La réaction de Steven-le-chauffeur tout à l'heure s'explique du fait que la boîte se trouve dans un quartier assez chaud rempli de bordels et de boîtes où techniquement, on ne traîne pas la nuit et encore plus quand on est une femme. Je déteste dire ça car je rêve d'un monde où les femmes pourraient aller n'importe où et à n'importe quelle heure mais il faut avouer que le quartier du Sinners est quand même assez... spécial. 
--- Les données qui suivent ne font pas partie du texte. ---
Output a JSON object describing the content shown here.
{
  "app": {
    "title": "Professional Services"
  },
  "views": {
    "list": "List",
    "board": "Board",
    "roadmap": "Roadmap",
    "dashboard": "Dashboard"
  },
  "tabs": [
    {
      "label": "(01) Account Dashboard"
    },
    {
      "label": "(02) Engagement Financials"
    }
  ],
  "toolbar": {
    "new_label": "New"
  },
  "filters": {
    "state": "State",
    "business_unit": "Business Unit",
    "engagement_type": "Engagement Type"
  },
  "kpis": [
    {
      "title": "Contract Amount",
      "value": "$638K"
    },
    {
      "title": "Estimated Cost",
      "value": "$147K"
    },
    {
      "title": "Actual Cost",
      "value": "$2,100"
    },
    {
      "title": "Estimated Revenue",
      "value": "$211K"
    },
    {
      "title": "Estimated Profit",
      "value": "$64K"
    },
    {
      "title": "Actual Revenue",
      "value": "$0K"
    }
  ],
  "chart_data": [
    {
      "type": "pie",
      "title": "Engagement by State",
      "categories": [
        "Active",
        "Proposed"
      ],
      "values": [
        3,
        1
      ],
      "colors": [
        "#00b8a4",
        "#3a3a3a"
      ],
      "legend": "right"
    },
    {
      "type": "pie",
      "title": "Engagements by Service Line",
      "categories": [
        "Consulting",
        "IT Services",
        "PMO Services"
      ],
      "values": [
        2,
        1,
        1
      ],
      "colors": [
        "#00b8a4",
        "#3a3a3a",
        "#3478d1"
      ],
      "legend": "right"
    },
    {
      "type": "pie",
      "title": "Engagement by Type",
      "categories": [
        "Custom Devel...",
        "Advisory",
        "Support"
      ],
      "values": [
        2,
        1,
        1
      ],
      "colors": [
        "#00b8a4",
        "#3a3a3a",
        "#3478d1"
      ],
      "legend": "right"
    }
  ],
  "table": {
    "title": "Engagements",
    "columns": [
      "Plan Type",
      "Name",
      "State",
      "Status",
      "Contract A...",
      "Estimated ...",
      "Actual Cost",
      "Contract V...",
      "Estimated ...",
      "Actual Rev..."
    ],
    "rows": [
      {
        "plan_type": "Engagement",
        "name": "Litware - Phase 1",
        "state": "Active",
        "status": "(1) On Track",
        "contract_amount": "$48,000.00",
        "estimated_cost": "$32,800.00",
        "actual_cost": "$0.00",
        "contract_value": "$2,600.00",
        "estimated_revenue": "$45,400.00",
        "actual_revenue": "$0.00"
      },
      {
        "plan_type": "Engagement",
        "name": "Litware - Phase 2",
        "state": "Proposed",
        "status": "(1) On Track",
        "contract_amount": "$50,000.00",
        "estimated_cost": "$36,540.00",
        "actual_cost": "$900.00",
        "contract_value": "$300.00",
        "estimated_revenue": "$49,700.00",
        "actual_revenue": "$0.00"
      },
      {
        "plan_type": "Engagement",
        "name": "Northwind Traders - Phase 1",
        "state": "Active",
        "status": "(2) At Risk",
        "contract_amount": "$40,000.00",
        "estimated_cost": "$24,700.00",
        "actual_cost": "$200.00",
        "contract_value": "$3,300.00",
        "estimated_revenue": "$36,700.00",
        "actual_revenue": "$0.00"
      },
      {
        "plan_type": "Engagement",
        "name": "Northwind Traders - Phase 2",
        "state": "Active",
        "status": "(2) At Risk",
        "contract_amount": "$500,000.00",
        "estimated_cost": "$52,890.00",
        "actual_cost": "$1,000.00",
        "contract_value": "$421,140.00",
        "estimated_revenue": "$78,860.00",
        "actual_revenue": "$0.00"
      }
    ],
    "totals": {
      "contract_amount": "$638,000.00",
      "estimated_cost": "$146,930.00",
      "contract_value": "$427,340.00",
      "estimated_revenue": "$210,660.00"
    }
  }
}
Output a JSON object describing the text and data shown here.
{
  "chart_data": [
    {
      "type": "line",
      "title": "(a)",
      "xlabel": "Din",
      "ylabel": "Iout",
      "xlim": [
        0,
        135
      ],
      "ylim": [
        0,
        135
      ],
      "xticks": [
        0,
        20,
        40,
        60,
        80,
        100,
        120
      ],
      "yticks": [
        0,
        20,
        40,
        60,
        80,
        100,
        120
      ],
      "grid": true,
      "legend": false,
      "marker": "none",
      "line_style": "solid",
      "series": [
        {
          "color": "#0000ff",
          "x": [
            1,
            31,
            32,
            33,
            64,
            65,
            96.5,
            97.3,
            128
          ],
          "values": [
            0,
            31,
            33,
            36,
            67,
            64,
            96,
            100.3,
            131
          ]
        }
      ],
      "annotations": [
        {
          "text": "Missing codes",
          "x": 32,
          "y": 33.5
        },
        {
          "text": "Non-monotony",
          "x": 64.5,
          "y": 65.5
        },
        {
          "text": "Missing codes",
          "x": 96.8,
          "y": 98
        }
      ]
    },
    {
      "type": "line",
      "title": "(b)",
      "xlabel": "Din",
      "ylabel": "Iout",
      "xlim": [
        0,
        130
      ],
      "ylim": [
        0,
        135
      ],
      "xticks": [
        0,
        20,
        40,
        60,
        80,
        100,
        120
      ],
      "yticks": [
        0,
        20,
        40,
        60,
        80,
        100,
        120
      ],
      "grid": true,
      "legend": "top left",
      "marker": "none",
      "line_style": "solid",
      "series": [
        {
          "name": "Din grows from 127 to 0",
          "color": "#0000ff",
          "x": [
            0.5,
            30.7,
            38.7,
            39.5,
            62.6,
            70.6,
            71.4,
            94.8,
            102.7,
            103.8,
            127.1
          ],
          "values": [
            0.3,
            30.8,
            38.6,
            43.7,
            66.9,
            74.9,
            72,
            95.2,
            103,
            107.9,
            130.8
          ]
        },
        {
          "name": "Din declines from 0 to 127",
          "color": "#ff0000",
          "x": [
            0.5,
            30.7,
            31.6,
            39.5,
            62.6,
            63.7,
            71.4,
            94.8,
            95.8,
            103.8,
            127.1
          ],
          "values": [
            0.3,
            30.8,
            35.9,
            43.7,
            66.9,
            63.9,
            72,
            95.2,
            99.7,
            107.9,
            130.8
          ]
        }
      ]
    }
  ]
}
Au début, travailler dans une boîte de nuit était carrément hors de question vu les fréquentations. Mais chose étant que j'ai besoin d'argent pour payer mon cursus. Et pas juste quelques centaines d'euros : on parle de chiffre à trois zéros. J'ai pourtant essayé d'autres choses mais rien ne me rapporte assez bien, rien ne me convient où alors je suis juste inadaptée au poste et me fait virer. Alors quand j'ai eu l'occasion de travailler au Sinners, j'ai juste sauté sur l'occasion. Le bon salaire et les horaires flexibles m'ont convaincue, sans compter les pourboires de dingues. En soit, j'ai juste été chanceuse d'être tombée sur un des DJ lors d'une soirée parisienne à qui j'ai expliqué la situation et qui m'a recommandé. Malheureusement pour lui, même si je le suis très reconnaissante ce n'est pas parce qu'il m'a trouvé un boulot qu'il aura plus qu'un merci. En plus de ça je suis déjà casée et heureuse avec mon copain et le mot "tromperie" ne fait absolument pas parti de mon lexique.